А теперь самое интересное – квинси. Откуда, черт ее подери, эта реакция? Почему? Ему настолько нравится кулачный бой? Однозначно – нет. Его настолько цепляет Джаггерджак? Однозначно – да. Чем? Своей вспыльчивостью, гневом, азартом, голодом? Чем, квинси, раз уж ты так на него смотришь? Улькиорра пытается успокоить вновь разбредающиеся мысли, а потом озаряет – «успокоить». Дело в спокойствии. Квинси не нужны эти эмоции, он хочет спокойствия. И поэтому Джаггерджаку – гневный взгляд, Куросаки – почти презрение, а ему – сосредоточенность, расслабление, покой… Он действительно запутался в своих мотивациях. И не понял сразу, что этот бой он выиграл. Квинси спокойно с ним. Даже если тот ему не доверяет. Зато теперь доверяет Улькиорра – Исида не ударит в спину, не встанет напротив. Он останется рядом. И все потому, что Куросаки показал им каково это – не друг против друга, а рядом, за одну цель, невзирая на сущности. И в этом, пожалуй, его самая большая сила.

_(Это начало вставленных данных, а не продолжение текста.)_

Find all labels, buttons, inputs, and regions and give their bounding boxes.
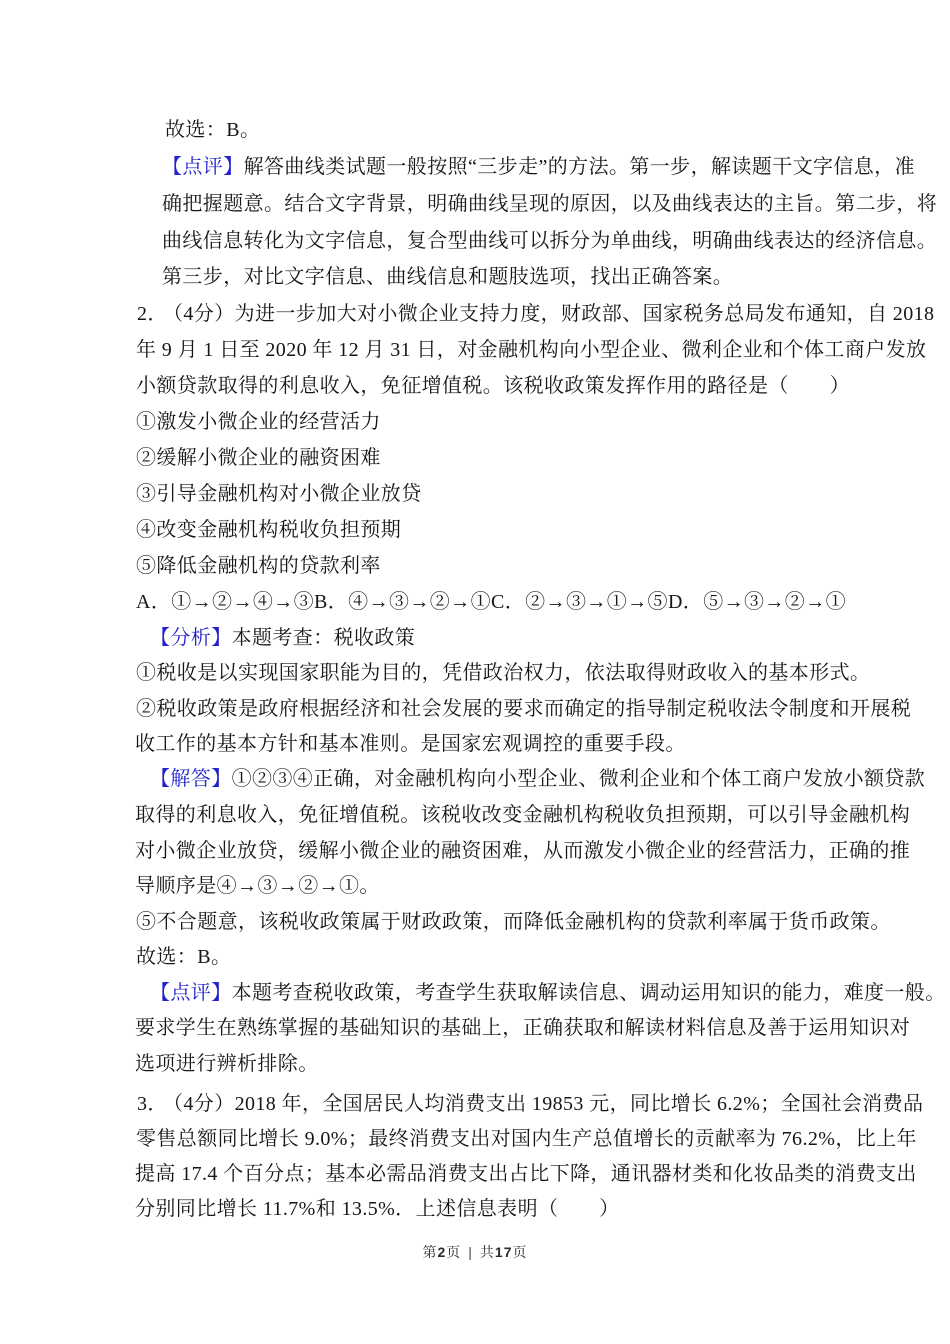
q2-stem-line-3: 小额贷款取得的利息收入，免征增值税。该税收政策发挥作用的路径是（ ） [136,375,850,397]
q2-comment-line-2: 要求学生在熟练掌握的基础知识的基础上，正确获取和解读材料信息及善于运用知识对 [135,1017,911,1039]
q1-answer-line: 故选：B。 [165,119,261,141]
q3-stem-line-1 [137,1092,923,1116]
footer-total-number: 17 [494,1244,513,1260]
q1-comment-line-2: 确把握题意。结合文字背景，明确曲线呈现的原因，以及曲线表达的主旨。第二步，将 [162,193,938,215]
q3-stem-line-4: 分别同比增长 11.7%和 13.5%．上述信息表明（ ） [135,1198,620,1220]
q1-comment-line-4: 第三步，对比文字信息、曲线信息和题肢选项，找出正确答案。 [162,266,734,288]
q2-solution-line-5: ⑤不合题意，该税收政策属于财政政策，而降低金融机构的贷款利率属于货币政策。 [136,911,891,933]
comment-tag: 【点评】 [162,156,244,178]
q2-solution-line-6: 故选：B。 [136,946,232,968]
q2-option-a: A．①→②→④→③ [136,591,315,613]
q2-item-5: ⑤降低金融机构的贷款利率 [136,555,381,577]
q2-solution-line-2: 取得的利息收入，免征增值税。该税收改变金融机构税收负担预期，可以引导金融机构 [135,804,911,826]
q2-comment-line-3: 选项进行辨析排除。 [135,1053,319,1075]
q2-options-row [136,590,846,614]
footer-total-suffix: 页 [512,1244,528,1260]
q2-comment-line-1 [150,981,946,1005]
footer-total-prefix: 共 [479,1244,495,1260]
q2-item-1: ①激发小微企业的经营活力 [136,411,381,433]
q2-stem-line-1 [137,302,934,326]
comment-tag: 【点评】 [150,982,232,1004]
q2-item-3: ③引导金融机构对小微企业放贷 [136,483,422,505]
q2-number: 2． [137,303,168,325]
q2-option-c: C．②→③→①→⑤ [491,591,668,613]
q2-stem-text-1: （4分）为进一步加大对小微企业支持力度，财政部、国家税务总局发布通知，自 2018 [163,303,935,325]
q1-comment-line-1 [162,155,915,179]
q2-item-4: ④改变金融机构税收负担预期 [136,519,402,541]
footer-separator: | [468,1244,473,1260]
q2-solution-line-1 [150,767,925,791]
q3-stem-line-2: 零售总额同比增长 9.0%；最终消费支出对国内生产总值增长的贡献率为 76.2%，比上年 [136,1128,917,1150]
q3-stem-text-1: （4分）2018 年，全国居民人均消费支出 19853 元，同比增长 6.2%；全国社会消费品 [163,1093,924,1115]
q2-analysis-line-1 [150,626,415,650]
q2-option-d: D．⑤→③→②→① [667,591,846,613]
q2-analysis-line-3: ②税收政策是政府根据经济和社会发展的要求而确定的指导制定税收法令制度和开展税 [136,698,912,720]
q3-stem-line-3: 提高 17.4 个百分点；基本必需品消费支出占比下降，通讯器材类和化妆品类的消费支出 [135,1163,917,1185]
footer-page-prefix: 第 [422,1244,438,1260]
q1-comment-text-1: 解答曲线类试题一般按照“三步走”的方法。第一步，解读题干文字信息，准 [243,156,915,178]
q2-analysis-line-2: ①税收是以实现国家职能为目的，凭借政治权力，依法取得财政收入的基本形式。 [136,662,871,684]
q2-analysis-text-1: 本题考查：税收政策 [231,627,416,649]
q2-item-2: ②缓解小微企业的融资困难 [136,447,381,469]
q2-comment-text-1: 本题考查税收政策，考查学生获取解读信息、调动运用知识的能力，难度一般。 [231,982,946,1004]
q2-solution-text-1: ①②③④正确，对金融机构向小型企业、微利企业和个体工商户发放小额贷款 [231,768,926,790]
q2-option-b: B．④→③→②→① [314,591,491,613]
q1-comment-line-3: 曲线信息转化为文字信息，复合型曲线可以拆分为单曲线，明确曲线表达的经济信息。 [162,230,938,252]
q2-solution-line-3: 对小微企业放贷，缓解小微企业的融资困难，从而激发小微企业的经营活力，正确的推 [135,840,911,862]
q2-analysis-line-4: 收工作的基本方针和基本准则。是国家宏观调控的重要手段。 [135,733,686,755]
page-footer [0,1242,950,1262]
analysis-tag: 【分析】 [150,627,232,649]
footer-page-suffix: 页 [446,1244,462,1260]
q2-stem-line-2: 年 9 月 1 日至 2020 年 12 月 31 日，对金融机构向小型企业、微利企业和个体工商户发放 [136,339,927,361]
solution-tag: 【解答】 [150,768,232,790]
q2-solution-line-4: 导顺序是④→③→②→①。 [135,875,380,897]
q3-number: 3． [137,1093,168,1115]
footer-page-number: 2 [437,1244,447,1260]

Улькиорра облегченно вздыхает – конец сомнениям, больше не нужно терзаться навязчивыми идеями. Он откладывает забытую книгу, встает. За окном сгущаются сумерки морозного вечера. Исида до сих пор не вернулся из школы. И что его так задержало? Он греет чайник на кухне, разглядывает разноцветные огни за окном и наконец слышит, как открывается дверь. Похоже, Исида не один – что привело сюда Куросаки? Он уже собирается выйти навстречу, как парочка вваливается сама: квинси на плече рыжего, хромает и не поднимает головы, Куросаки сопит разбитым носом, куртка в грязи и костяшки рук сбиты. Ичиго сгружает ношу на стул у стены, и Исида устало приваливается к спинке. Морщится от боли, когда Куросаки бесцеремонно приподнимает штанину и ощупывает его левую лодыжку.

– Вы что, подрались?

Ступор самый настоящий. Он бы и предположить не смог, чтобы эти двое когда-нибудь сражались друг с другом. Даже разминка в подвале Урахары настолько неправдоподобна, что остается только один вариант: с пустым квинси бы и сам справился, но Куросаки… Опять, наверняка, дело в нем. Все их беды от него.

– «Подрались»… На шпану мы нарвались!